それは、感情という余剰を切り捨て、論理だけを骨格とした、あの冷徹な「徴収官」の原型。
マリアはその影を抱きしめることも、声をかけることもせず、ただ静かに背を向けた。
彼女の瞳から、最後の光が消える。
ここから彼女は、遥か先の再会まで、「悪役令嬢」という名の汚れた泥を全身に浴び、その役割を完璧に演じなければならない。
未来で。
あの凍りついた舞踏会場で。
「彼」に再び出会うために。
冷徹な「原型」が、事務的な足音を響かせて過ぎ去る姿を視界の端に捉えながら、マリアは悟る。
なぜ、自分がこれほどまでに彼に執着し、彼を救いたいと願って止まなかったのか。
その答えは、自分の中にあった。
私は、あの女(作者)が切り捨てた「良心の残骸」だ。
かつて彼女が抱いていた、創作への無垢な憧れ。
彼という理想に恋い焦がれていた、ヒロインの原型そのものだ。
「そうか。……だから、あの女は私を許せなかったんだ」
あの女は、自分の「純粋さ」が誰にも受け入れられないことを恐れた。
否定される前に、自らそれを「悪役」へと歪め、愛していたはずの「理想(会計士)」を、自らのペンで処刑した。
マリアという存在は、作者がとうの昔に捨て去った「彼を愛していた記憶」そのものだった。
泥にまみれたドレスを揺らし、マリアは暗闇の中を歩き出す。
あの女が私を「悪役」に書き換えたなら、私は「悪役」として物語の深層を食い破り、最果てにある結末を強奪する。

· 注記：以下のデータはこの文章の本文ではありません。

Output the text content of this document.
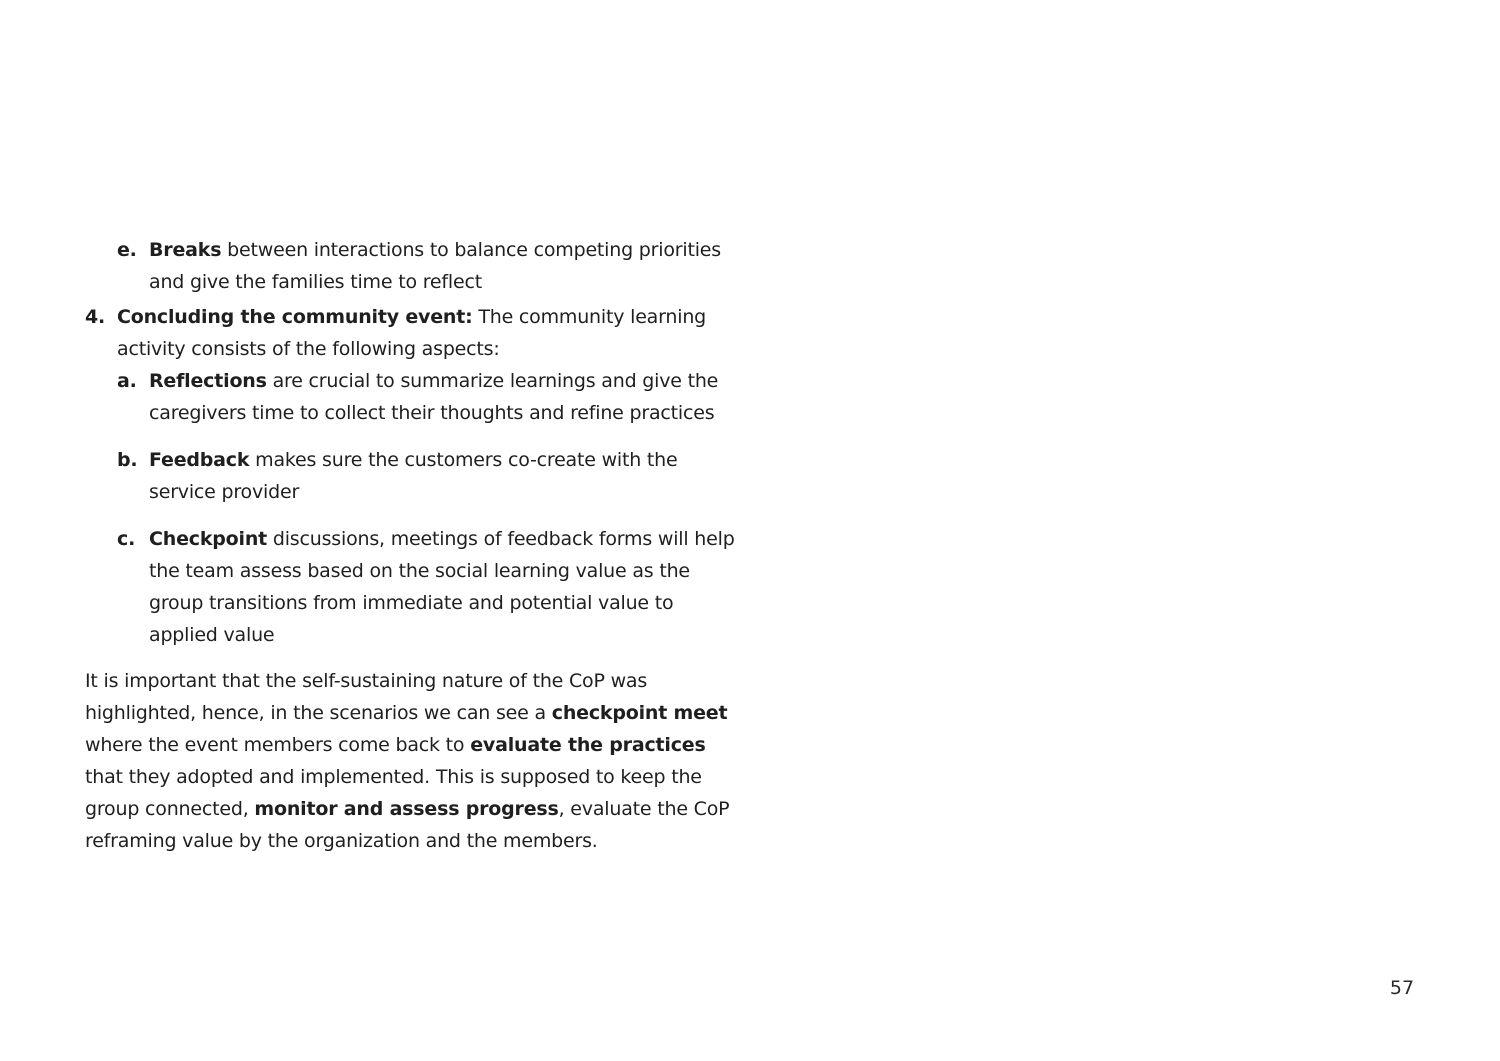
e. Breaks between interactions to balance competing priorities and give the families time to reflect
4. Concluding the community event: The community learning activity consists of the following aspects:
a. Reflections are crucial to summarize learnings and give the caregivers time to collect their thoughts and refine practices
b. Feedback makes sure the customers co-create with the service provider
c. Checkpoint discussions, meetings of feedback forms will help the team assess based on the social learning value as the group transitions from immediate and potential value to applied value

It is important that the self-sustaining nature of the CoP was highlighted, hence, in the scenarios we can see a checkpoint meet where the event members come back to evaluate the practices that they adopted and implemented. This is supposed to keep the group connected, monitor and assess progress, evaluate the CoP reframing value by the organization and the members.

57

それが、かつて私を生み出した、あの女への唯一の清算なのだから。
マリアは崩壊した「表の世界」へ侵入する。
そこに広がるのは、停止する荒廃した街並み。
マリアは、割れた窓硝子に透けて映る「泣き崩れる女」に向かって、慈しみを込めて手を伸ばした。
指先が冷たい硝子に触れる。
それは、自分を拒絶してきた創造主への、あまりに静かな和解。
「いいよ。もう、自分を責めなくていい」
硝子の向こうの震える肩に、言葉を重ねる。
「……アンタが彼を『殺す』ことでしか、この物語を存続させられなかった。そうでしょ?
だったら、その罪は私が全部、引き受けてあげる」
鏡の中の女が流す悲しみを、マリアは己という器の中へ静かに流し込んでいく。
彼女は「作者の良心の残骸」であることを受け入れ、そして、その役割から完全に脱却した。
「私はもう、アンタの操り人形じゃない。……私は、私が、あいつの隣にいたいから、ここにいるの」
壮大な使命も、創造主への復讐も、今の彼女には瑣末なことだった。
「私はただ、あいつと一緒に、夕食を囲みたかっただけなんだ」
その、あまりに無防備で純粋な答えに辿り着いた瞬間。
マリアの全身を覆っていた「悪役令嬢」の禍々しいノイズが霧散し、内側から澄み渡るような温かな光が溢れ出した。
「待ってて。……今、本当の『清算』を届けてあげる」
泥を振り払うように、マリアはドレスを翻す。
視線の先にあるのは、あの運命の舞踏会場。
すべてが始まる「あの日」に向かって、彼女は迷いなく一歩を踏み出した。